スマートファクトリーの具現化に向けて動き出したのは、工場が完成し機械を近隣の大池工場から移設し終わった2020年6月からです。経営層からは「ただ機械を並べるだけではなく、逆転の発想で新しいことに是非挑戦をして欲しい」と言われていました。また、生産体制刷新の根幹となるデジタル化は【0】と【1】のコンビネーションで成り立っていることも加味し、【0】から【1】を産みだすゲームチェンジャーであり続けたいとの想いから「Zero-One」を工場全体のコンセプトとして決めました。

これを受け、新しい発想が生まれることを期待し、NEO新城工場以外の呼び名として「Zero-One Factory」、フリーアドレスを採用するオフィスは「Zero-One Office」、社員が日々利用するカフェテリアは「Zero-One Cafeteria」というように、主要エリアの名称に「Zero-One」を冠しています。

田口 スマートファクトリーに対しては、どのように捉えていますか。

桝田 我々が最終的に描いた構想は、ボタンを押せば全自動で製品が完成する「お金をかけた見た目のかっこいい自動化」ではありません。週末無人稼働に必要なロボットなどはもちろん導入するとともに、スキルを持った製造現場の方々の無駄を省き効率的な生産を可能にする「現場力を後押しするデジタル化」をDXとともに推進・深化することだと考えています。

田口 自動化だけではなく、デジタル技術の導入による人と生産の効率化がテーマになっているわけですね。

桝田 スマートファクトリーに関しては新聞などでよく取り上げられていますが、100社あるとそのコンセプトも100通りあります。アセンブリの会社や毎月同じ製品を指定された数作るものづくりと、我々のような毎月の受注の状況で生産するものが目まぐるしく変わる超多品種少量生産の会社とでは、段取りの数が根本的に大きく異なってきます。これから労働人口が減少するなか、アウトプットを最大化するにはどうすればよいか。その答えの1つがデジタル技術の活用でした。

また、当社は工具メーカーとして、お客様から選ばれる存在であり続けなくてはなりません。そのためにはお客様に寄り添ったフレキシブルな対応や、約束した納期を確実に守ることが求められます。例えば、ある日の朝からお客様がテストを予定されている場合、前日までに確実に製品をお届けしないといけません。簡単にできることのように考えがちですが、さまざまな阻害要因から常に100点を取り続けるのは難しいことも事実です。

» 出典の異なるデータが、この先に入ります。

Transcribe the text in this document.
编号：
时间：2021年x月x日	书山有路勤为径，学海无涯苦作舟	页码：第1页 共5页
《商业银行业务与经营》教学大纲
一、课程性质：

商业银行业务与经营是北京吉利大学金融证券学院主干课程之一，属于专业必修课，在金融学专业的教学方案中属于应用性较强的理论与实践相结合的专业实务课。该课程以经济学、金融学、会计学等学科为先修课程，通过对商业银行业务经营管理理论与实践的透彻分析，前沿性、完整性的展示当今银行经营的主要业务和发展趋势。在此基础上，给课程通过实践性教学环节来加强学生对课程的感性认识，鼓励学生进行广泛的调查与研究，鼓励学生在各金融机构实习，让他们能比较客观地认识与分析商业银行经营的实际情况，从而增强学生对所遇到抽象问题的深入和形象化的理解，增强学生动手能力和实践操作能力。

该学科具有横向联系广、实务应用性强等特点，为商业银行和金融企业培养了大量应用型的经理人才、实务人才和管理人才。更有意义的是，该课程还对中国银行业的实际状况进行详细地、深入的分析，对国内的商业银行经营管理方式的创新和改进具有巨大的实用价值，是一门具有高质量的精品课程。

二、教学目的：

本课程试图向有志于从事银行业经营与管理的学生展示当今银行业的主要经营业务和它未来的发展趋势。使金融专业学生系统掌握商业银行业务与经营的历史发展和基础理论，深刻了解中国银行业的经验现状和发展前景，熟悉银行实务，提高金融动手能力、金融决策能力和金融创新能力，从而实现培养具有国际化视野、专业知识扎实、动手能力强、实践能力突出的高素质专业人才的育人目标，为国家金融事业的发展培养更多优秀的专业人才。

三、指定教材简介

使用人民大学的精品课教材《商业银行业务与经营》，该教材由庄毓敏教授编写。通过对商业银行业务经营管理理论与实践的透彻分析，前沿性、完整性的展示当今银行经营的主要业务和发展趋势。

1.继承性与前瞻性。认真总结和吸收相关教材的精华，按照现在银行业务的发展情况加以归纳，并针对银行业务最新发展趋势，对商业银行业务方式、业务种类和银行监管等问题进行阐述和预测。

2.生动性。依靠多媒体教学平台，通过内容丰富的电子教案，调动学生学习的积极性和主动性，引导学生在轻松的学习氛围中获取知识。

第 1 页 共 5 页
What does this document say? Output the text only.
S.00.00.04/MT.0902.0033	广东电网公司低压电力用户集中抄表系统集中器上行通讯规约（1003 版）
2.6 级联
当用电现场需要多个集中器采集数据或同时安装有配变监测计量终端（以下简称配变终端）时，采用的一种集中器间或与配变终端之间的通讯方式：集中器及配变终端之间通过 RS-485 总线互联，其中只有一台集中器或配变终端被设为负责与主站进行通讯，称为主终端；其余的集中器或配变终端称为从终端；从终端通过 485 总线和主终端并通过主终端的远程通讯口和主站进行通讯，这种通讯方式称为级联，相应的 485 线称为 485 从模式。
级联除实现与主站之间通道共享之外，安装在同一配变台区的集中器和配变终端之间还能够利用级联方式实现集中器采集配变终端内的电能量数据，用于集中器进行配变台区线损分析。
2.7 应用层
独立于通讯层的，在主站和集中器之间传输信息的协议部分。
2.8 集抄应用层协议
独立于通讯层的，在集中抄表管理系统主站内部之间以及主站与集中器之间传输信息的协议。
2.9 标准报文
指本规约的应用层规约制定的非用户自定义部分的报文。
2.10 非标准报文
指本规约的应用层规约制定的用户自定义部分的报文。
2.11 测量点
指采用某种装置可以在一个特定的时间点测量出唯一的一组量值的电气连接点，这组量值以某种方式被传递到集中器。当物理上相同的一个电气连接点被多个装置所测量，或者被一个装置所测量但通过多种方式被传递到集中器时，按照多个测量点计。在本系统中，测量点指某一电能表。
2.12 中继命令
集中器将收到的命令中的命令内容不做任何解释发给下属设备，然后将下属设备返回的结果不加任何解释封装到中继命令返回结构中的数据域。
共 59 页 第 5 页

製造業にとってQCD(品質、コスト、納期)は永遠の課題であり、NEO新城工場では、お約束した納期で確実にお届けするものづくりを提唱しています。

納期を守る手段としてのデジタル化

田口 もっとも重要な納期を守る手段として、デジタル技術の導入があるわけですね。

桝田 その通りです。具体的にはMicrosoftのBIツール「Power BI」を導入し、自社でものづくりを見える化するアプリを作り、QCDを管理。中期経営計画で掲げたROAの拡大を実現するため、初回回答納期遵守率などを遵守する仕組みを構築しました。

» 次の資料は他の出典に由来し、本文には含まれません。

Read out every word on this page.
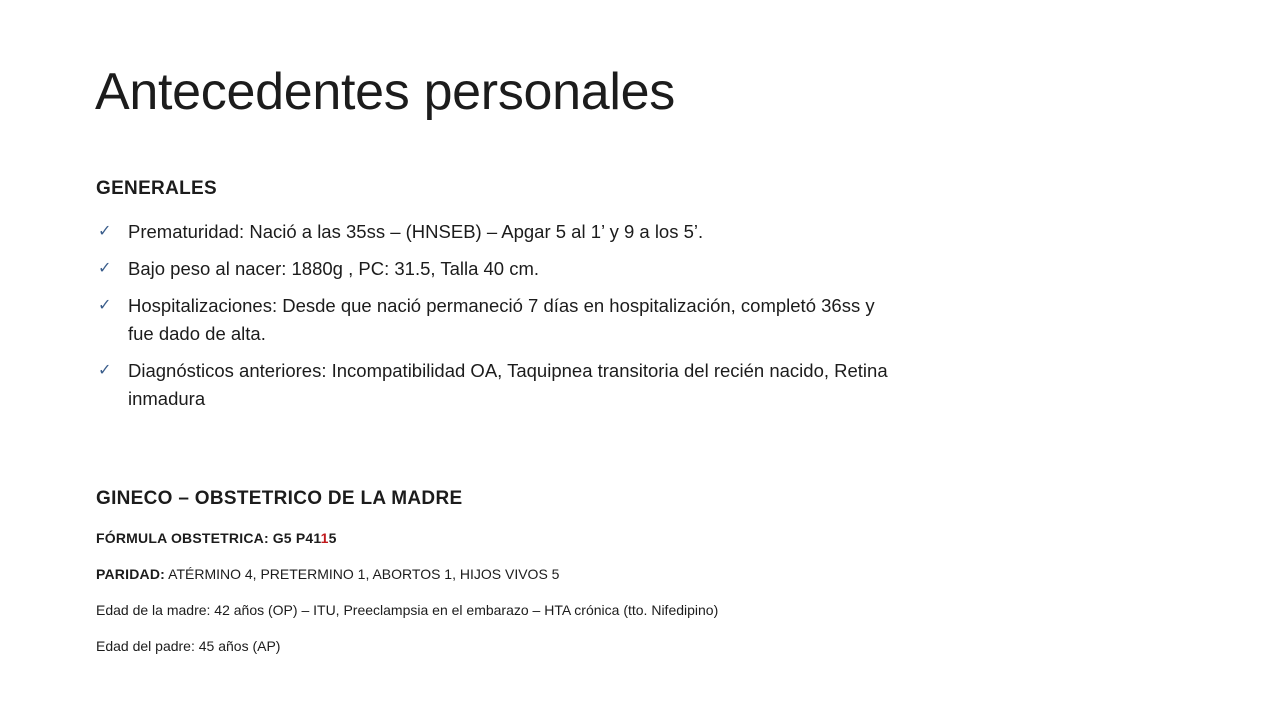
Antecedentes personales
GENERALES
✓ Prematuridad: Nació a las 35ss – (HNSEB) – Apgar 5 al 1’ y 9 a los 5’.
✓ Bajo peso al nacer: 1880g , PC: 31.5, Talla 40 cm.
✓ Hospitalizaciones: Desde que nació permaneció 7 días en hospitalización, completó 36ss y fue dado de alta.
✓ Diagnósticos anteriores: Incompatibilidad OA, Taquipnea transitoria del recién nacido, Retina inmadura
GINECO – OBSTETRICO DE LA MADRE
FÓRMULA OBSTETRICA: G5 P4115
PARIDAD: ATÉRMINO 4, PRETERMINO 1, ABORTOS 1, HIJOS VIVOS 5
Edad de la madre: 42 años (OP) – ITU, Preeclampsia en el embarazo – HTA crónica (tto. Nifedipino)
Edad del padre: 45 años (AP)
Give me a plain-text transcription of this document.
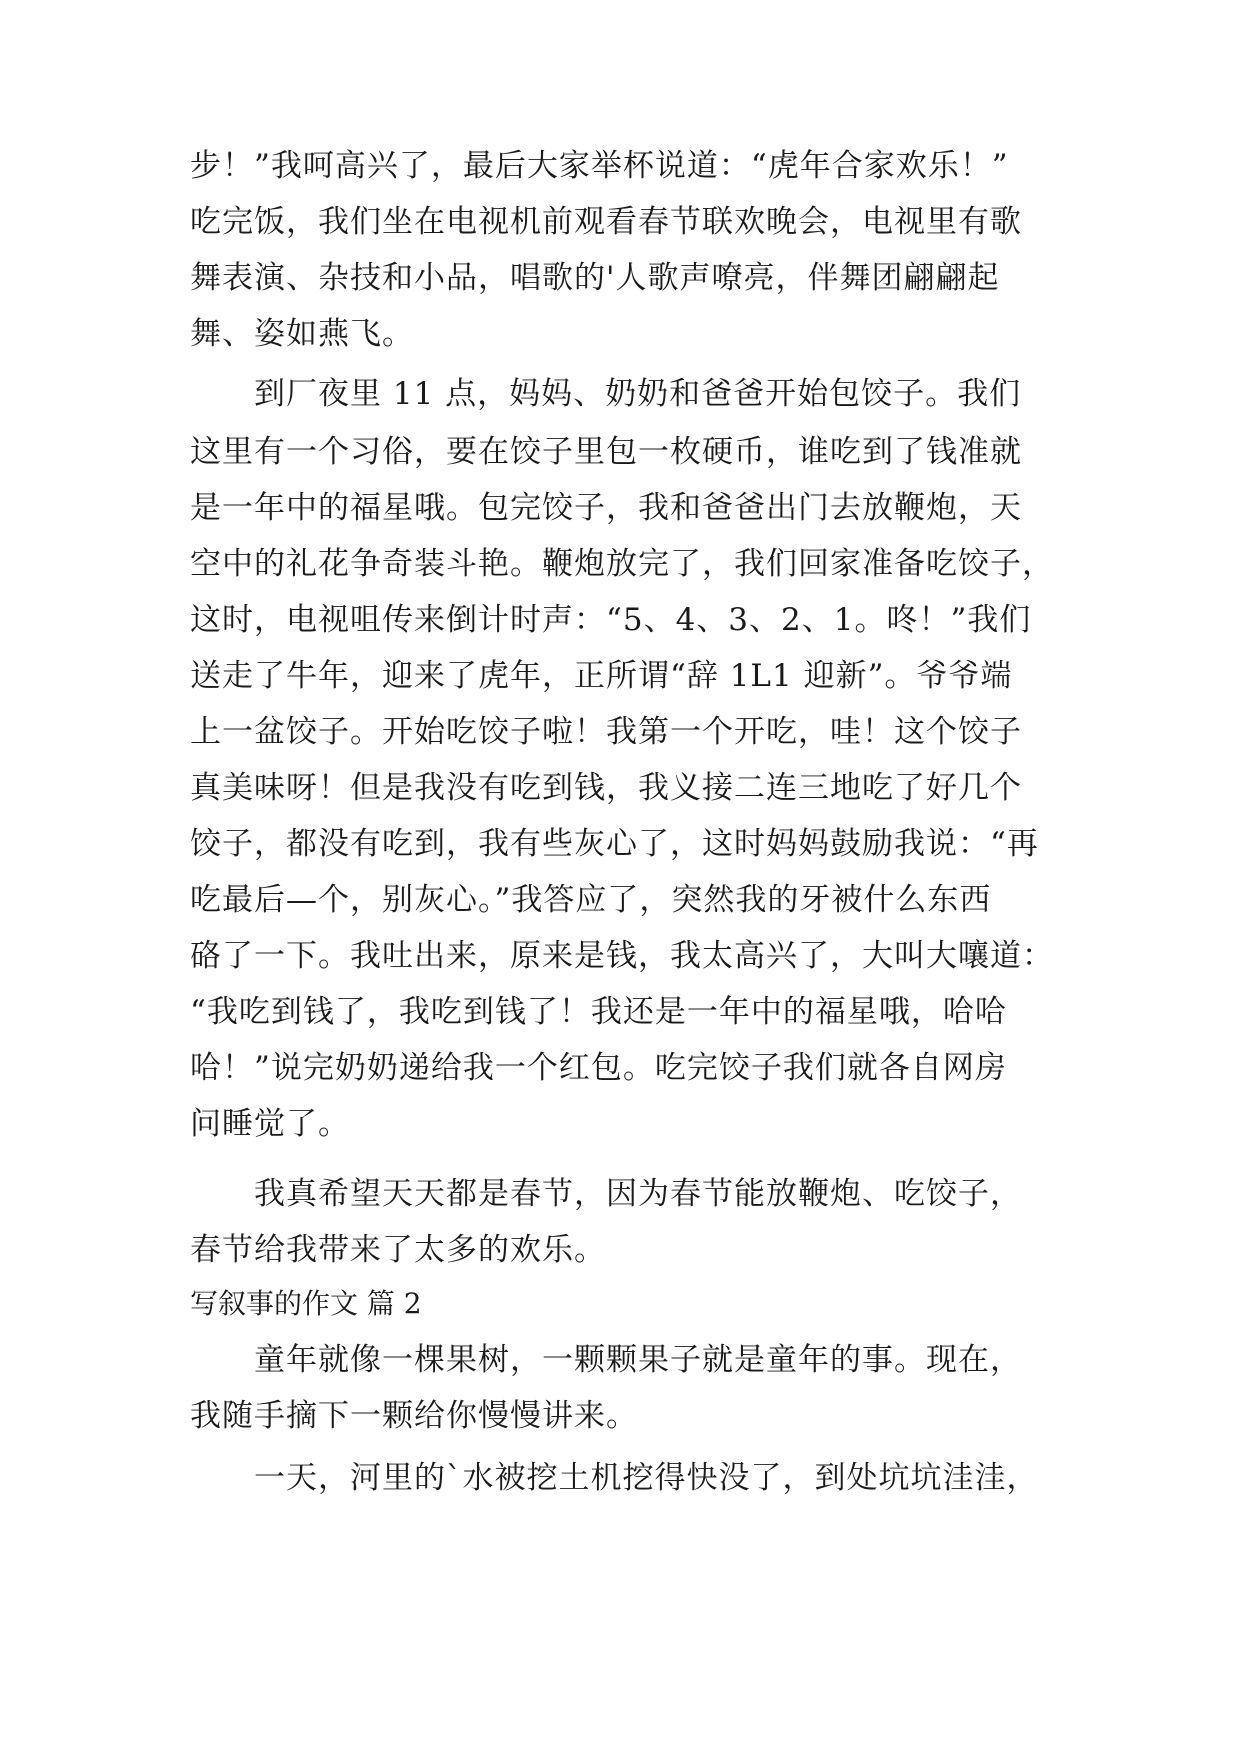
步！”我呵高兴了，最后大家举杯说道：“虎年合家欢乐！”
吃完饭，我们坐在电视机前观看春节联欢晚会，电视里有歌
舞表演、杂技和小品，唱歌的'人歌声嘹亮，伴舞团翩翩起
舞、姿如燕飞。
到厂夜里 11 点，妈妈、奶奶和爸爸开始包饺子。我们
这里有一个习俗，要在饺子里包一枚硬币，谁吃到了钱准就
是一年中的福星哦。包完饺子，我和爸爸出门去放鞭炮，天
空中的礼花争奇装斗艳。鞭炮放完了，我们回家准备吃饺子，
这时，电视咀传来倒计时声：“5、4、3、2、1。咚！”我们
送走了牛年，迎来了虎年，正所谓“辞 1L1 迎新”。爷爷端
上一盆饺子。开始吃饺子啦！我第一个开吃，哇！这个饺子
真美味呀！但是我没有吃到钱，我义接二连三地吃了好几个
饺子，都没有吃到，我有些灰心了，这时妈妈鼓励我说：“再
吃最后—个，别灰心。”我答应了，突然我的牙被什么东西
硌了一下。我吐出来，原来是钱，我太高兴了，大叫大嚷道：
“我吃到钱了，我吃到钱了！我还是一年中的福星哦，哈哈
哈！”说完奶奶递给我一个红包。吃完饺子我们就各自网房
问睡觉了。
我真希望天天都是春节，因为春节能放鞭炮、吃饺子，
春节给我带来了太多的欢乐。
写叙事的作文 篇 2
童年就像一棵果树，一颗颗果子就是童年的事。现在，
我随手摘下一颗给你慢慢讲来。
一天，河里的`水被挖土机挖得快没了，到处坑坑洼洼，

田口 初回回答納期率95%は、かなりの高水準ですね。

桝田 他にも原価率や欠品率なども可視化し、最終的に会社の利益拡大に貢献しましょうということで、工場側でKPIを定めています。

田口 経営上で重要な数値となりますが、誰が決めているのですか。

桝田 工場サイドです。毎月押さえないといけない指標があり、それらを管理するページを作っていった結果全てがつながっていきました。そして、これらの数字は経営層を交えた月次開催の会議の場などで報告しますし、権限を付与された社員であればいつでも閲覧することが可能です。問題点は何でいつまでに解決するのか、予定通り正しく解決されたかのか、について答え合わせもできます。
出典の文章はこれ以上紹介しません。